Another highlight is Takato Yamamoto’s (b. 1960) Twin Roses (Est. HK$100,000-150,000 / US$12,900-19,300). By absorbing concepts behind the Japanese Ukiyo-e tradition — the art of the “floating world” — into what he calls “Heisei (contemporary Japan) Aestheticism”, Yamamoto establishes his unique way of capturing fleeting beauty and poignancy. Twin Roses is a combined expression of the concepts of transience, grotesque and eroticism. The twisted flesh and ligaments evoke a dream-like atmosphere and the intricacy of Yamamoto’s painterly technique amplifies the erotically-charged, yet ephemeral nature of his work. The artist sees outer appearance of the body as an entity just as sensual as its inner cavities, in all its exquisite goriness and convoluted splendor. Richly layered flowers punctuate the composition at every turn, enhancing its delicate femininity. Yamamoto’s works are filled with his private iconography and influences. The stillness seen in the faces of his figures appears to have a calming meditative quality. The perfect symmetry and detailed rendition of muscles and ligaments lend an almost hypnotic power to the composition, eliciting fanciful imagination and allowing the viewer to see one’s inner desires.

Among the outstanding works on offer is Park Jung Hyuk’s (b. 1974) Park’s Park 3 (Est. HK$200,000-300,000 / US$25,800-38,700) from 2005. Park valiantly goes against the minimalist mainstream of Korean contemporary art, mixing elements from different media, defining our insatiable consumerist world through orgiastic portraits, revealing the unquenchable urges of man, which is a true reflection of the mindset of contemporary society. Desire in its many salivating permutations pervades the entire canvas as an appetite for sex is juxtaposed against a hunger for food. Among the cascading layers of copulating bodies, a gilt religious icon leaning against a blow-up doll anchors the sexual frenzy all around, a humorous cursor toward the capitalist existence. To the left, a neoclassical statue of a Greek philosopher embraces a colour-pencil sketch of a post-atomic mushroom cloud – proof of his adeptness in juxtaposing various media and, perhaps, Park’s vision of the inevitable outcome of excessive consumerism.

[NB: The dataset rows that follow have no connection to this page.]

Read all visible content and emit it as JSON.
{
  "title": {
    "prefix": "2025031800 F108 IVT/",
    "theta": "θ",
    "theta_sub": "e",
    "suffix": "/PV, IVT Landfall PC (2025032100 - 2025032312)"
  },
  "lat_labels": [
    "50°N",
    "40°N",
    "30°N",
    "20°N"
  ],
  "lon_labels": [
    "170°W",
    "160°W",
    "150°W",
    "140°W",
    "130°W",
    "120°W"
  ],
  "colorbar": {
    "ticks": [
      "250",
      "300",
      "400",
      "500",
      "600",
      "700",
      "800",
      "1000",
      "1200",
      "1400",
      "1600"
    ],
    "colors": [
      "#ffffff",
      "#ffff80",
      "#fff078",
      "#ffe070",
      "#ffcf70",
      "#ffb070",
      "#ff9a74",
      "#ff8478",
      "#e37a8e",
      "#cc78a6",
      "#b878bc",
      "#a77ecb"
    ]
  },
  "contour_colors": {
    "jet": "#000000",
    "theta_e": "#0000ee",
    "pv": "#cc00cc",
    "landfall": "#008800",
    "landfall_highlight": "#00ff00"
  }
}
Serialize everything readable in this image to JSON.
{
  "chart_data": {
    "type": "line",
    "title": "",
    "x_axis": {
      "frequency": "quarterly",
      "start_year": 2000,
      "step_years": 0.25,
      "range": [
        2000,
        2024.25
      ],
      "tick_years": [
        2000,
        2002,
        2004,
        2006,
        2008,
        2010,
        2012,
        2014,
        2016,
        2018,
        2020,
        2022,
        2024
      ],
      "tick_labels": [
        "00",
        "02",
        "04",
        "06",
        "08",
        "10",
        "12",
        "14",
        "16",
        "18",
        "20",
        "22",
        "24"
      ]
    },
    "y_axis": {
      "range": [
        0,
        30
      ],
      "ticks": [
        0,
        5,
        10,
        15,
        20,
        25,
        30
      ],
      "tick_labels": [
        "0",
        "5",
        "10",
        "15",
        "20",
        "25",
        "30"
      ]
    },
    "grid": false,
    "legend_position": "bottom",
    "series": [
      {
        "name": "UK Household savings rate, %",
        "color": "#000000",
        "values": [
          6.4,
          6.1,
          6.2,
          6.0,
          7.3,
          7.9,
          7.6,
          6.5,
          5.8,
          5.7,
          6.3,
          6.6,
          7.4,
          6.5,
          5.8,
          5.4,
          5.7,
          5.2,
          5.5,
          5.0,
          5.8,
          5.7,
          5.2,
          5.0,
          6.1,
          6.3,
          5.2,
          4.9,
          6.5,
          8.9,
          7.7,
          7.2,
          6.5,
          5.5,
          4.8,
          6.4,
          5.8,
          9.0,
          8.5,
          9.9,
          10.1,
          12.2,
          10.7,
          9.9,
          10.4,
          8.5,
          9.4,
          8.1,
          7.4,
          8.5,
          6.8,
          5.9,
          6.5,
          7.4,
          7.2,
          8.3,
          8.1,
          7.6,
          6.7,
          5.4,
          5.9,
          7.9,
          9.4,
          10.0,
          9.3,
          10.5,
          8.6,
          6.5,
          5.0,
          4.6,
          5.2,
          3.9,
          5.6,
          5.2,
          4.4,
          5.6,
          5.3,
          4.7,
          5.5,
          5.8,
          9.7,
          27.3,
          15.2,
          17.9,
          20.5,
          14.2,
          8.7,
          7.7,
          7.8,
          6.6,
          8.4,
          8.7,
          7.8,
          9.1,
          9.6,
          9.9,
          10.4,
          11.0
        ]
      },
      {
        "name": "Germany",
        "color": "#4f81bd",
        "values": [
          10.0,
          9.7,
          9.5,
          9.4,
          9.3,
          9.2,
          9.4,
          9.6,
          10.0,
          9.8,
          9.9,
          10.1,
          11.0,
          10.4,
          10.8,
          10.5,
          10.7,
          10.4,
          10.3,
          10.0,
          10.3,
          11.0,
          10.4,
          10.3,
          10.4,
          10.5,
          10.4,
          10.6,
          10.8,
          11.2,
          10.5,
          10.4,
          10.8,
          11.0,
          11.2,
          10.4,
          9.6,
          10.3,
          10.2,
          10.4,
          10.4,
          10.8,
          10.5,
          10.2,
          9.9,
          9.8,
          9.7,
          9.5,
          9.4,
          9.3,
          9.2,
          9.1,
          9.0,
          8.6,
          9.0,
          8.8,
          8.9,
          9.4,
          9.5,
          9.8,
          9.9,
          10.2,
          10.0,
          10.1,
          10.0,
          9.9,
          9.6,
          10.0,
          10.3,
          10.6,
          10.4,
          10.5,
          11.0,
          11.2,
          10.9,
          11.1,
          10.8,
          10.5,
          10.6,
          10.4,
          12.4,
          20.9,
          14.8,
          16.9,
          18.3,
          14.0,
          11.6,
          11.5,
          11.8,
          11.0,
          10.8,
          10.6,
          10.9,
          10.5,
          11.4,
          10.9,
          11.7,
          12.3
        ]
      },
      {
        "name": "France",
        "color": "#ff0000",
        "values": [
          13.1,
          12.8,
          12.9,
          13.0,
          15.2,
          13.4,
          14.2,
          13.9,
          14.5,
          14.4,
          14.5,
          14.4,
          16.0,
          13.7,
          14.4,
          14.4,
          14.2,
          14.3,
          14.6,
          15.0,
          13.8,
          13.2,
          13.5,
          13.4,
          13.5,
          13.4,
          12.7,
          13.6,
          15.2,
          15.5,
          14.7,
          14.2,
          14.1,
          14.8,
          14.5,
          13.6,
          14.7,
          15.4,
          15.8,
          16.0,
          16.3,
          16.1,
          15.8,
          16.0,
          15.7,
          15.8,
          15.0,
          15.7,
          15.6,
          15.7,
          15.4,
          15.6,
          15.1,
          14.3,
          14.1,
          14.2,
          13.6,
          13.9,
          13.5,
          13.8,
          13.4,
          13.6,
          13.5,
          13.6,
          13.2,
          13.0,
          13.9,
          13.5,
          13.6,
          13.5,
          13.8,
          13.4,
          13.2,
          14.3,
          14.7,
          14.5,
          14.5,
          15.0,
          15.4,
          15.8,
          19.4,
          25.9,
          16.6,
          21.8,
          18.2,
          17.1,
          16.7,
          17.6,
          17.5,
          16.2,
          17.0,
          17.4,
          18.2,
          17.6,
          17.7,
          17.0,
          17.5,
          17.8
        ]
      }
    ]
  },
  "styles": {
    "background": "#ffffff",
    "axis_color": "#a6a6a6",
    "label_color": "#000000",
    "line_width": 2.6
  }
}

Of the Chinese artists represented in this collection is Zhou Chunya (b. 1955), whose Peach Blossom Series demonstrates emotions and sensations of an overtly sexual nature, as seen in Blooming Lover (Est. HK$1.8-2.5 million / US$232,000-320,000). One of China’s most celebrated contemporary artists, Zhou Chunya amalgamates traditional Chinese painting with the sense of freedom native to German Neo-Expressionism. In Asian folk traditions, the peach blossom is believed to contain magical powers. In Zhou’s painting, they are highly symbolic, inducing flights of fancy. Peach blossoms bloom in spring, where the lush landscape gives way to eroticism and sensuality, conveying the primitive desire of human beings. Placed subtly into the idyllic landscape, the human figures in vivid hues of pink further intensify the emotions. The entire canvas suggests harmony and balance between man and nature. Zhou describes it best: “Vivid colours and emotions evoke primal and bold fantasies. Amidst the captivating beauty of the setting, the true nature of man is liberated in a gentle release of fiery passion.”